А ведь это все ? только начало. Пока государство, истребляя собственный народ, расточая недра и леса, как–то поддерживает на плаву такое, заведомо неэффективное, безвыгодное производство ? все еще как–то может существовать. Но вот помирает Пётр, а у его наследников нет ни средств, ни особой охоты финансировать любой ценой его игрушки в виде флота или никчемные производства. И начинается долгая мучительная агония…

Сколько восторженных криков издали любители «пры гать из первого месяца беременности в девятый» по поводу уральских заводов! Вот, мол, по железной воле Петра и гению Демидова создавались заводы в глуши, среди полного безлюдья, и эти заводы снабжали чугуном чуть ли не всю Европу!

Вот именно ? чугуном… Причем чугуном низкого ка чества, который иностранцы покупали как сырье и тут же пускали в переплавку. Фактически заводы Демидова выпускали сырье, удобное для транспортировки, а вовсе не готовую продукцию; на них обогащали руду, превращали ее в скверный чугун и везли его на другой конец Европы, в Шеффилд или в Эдинбург. Там чугун превращали в сталь, изготавливали из нее все, что только делается из классного железа, и продавали… в том числе и в Российскую империю.

А где же русские мастера, делавшие в Туле, Серпухове и Кашире сталь–уклад еще в 1640?1650–е годы?! Думаю, неплохо бы поискать этих мастеров в тех свальных братских могилах, где закапывали строителей Таганрога, Волгодона, Рогервика, Невской канавки. А уцелевшие не имели ни времени, ни сил, ни прав делать то, что они умеют. Московия первых Романовых вырастила этих мастеров; Российская империя Петра их погубила.

Как там у нас насчет прогресса, господа?!

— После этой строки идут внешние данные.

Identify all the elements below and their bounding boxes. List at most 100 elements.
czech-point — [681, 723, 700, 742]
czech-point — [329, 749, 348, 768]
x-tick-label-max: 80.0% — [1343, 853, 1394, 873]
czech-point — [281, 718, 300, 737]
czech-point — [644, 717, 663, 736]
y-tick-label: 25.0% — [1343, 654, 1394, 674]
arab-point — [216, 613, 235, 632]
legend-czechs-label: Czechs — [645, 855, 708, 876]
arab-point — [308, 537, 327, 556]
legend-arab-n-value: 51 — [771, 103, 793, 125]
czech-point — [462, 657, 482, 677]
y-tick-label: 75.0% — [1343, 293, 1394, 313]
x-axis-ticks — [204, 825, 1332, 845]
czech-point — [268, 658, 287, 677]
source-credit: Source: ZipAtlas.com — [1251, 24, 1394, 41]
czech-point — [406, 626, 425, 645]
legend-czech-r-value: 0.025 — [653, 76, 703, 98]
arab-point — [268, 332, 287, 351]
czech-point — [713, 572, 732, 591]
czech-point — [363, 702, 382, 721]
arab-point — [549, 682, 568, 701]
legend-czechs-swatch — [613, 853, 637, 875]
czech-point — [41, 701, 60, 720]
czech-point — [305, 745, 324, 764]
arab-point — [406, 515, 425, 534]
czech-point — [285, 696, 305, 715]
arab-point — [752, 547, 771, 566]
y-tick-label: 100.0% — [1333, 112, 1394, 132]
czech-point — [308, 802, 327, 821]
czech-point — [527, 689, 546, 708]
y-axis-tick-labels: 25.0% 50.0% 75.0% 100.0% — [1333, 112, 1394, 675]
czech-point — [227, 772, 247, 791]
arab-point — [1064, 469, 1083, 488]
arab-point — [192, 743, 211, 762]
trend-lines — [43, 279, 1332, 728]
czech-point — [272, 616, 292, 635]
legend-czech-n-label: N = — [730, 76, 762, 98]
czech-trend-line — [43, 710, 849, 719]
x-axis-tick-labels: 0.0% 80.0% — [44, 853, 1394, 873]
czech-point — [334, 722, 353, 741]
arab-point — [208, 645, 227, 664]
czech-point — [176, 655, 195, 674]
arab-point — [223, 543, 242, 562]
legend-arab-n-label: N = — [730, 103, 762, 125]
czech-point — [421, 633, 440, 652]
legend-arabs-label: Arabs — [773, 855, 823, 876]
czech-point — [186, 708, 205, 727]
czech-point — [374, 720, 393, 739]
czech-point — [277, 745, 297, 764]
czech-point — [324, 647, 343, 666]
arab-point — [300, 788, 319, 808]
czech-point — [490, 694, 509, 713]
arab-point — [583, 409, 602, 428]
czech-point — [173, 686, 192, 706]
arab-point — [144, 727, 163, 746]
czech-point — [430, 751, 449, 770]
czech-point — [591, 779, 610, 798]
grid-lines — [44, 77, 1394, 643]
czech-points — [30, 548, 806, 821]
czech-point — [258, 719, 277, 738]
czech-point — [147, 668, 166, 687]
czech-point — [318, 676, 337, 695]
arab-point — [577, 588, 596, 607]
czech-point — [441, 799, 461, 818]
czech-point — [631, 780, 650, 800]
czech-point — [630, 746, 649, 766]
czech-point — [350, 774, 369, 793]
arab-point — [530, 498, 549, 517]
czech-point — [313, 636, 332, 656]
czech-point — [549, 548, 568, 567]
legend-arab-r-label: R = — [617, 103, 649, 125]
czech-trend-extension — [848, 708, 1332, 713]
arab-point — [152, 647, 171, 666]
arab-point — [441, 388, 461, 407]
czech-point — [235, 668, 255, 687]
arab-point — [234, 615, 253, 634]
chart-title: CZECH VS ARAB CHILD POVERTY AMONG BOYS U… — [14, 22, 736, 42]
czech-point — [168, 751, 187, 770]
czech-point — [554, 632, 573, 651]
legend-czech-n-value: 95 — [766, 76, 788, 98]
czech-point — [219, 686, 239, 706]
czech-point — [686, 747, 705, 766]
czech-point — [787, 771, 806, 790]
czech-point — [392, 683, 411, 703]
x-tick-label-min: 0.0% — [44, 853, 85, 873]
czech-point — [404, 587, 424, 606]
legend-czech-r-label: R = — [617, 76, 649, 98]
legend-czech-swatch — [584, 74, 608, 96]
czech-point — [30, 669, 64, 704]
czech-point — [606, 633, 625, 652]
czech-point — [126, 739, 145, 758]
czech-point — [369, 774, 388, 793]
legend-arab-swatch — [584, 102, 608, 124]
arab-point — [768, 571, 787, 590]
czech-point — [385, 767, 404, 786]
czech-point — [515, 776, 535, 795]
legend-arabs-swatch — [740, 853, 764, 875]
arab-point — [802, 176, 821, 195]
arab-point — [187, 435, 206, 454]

В общем, нет ничего более далекого от действительности, нежели оценка С.М. Соловьева:

«Внутреннее спокойствие и внешняя безопасность посредством хорошо устроенного войска и обогащение страны посредством торговли — вот две цели Петра, как он это ярко выразил в знаменитом манифесте своем о вызове иностранцев в апреле 1702 года».

(Мэсси Р. Пётр Великий. Т. 1 — 3. Смоленск, 1996. С. 75)

В январе 1704 года, правда, грянул указ о строительстве в Москве каменных домов, фасадом не на двор, а на улицу. Кто не мог построить такой дом, должен был продавать свой участок земли. Известно и число домов, построенных по этому указу, ? «больше ста». Напомню, что при Софье и Голицыне в Москве построено больше трех тысяч каменных домов ? безо всяких указов и прочих административных восторгов. Комментарии нужны?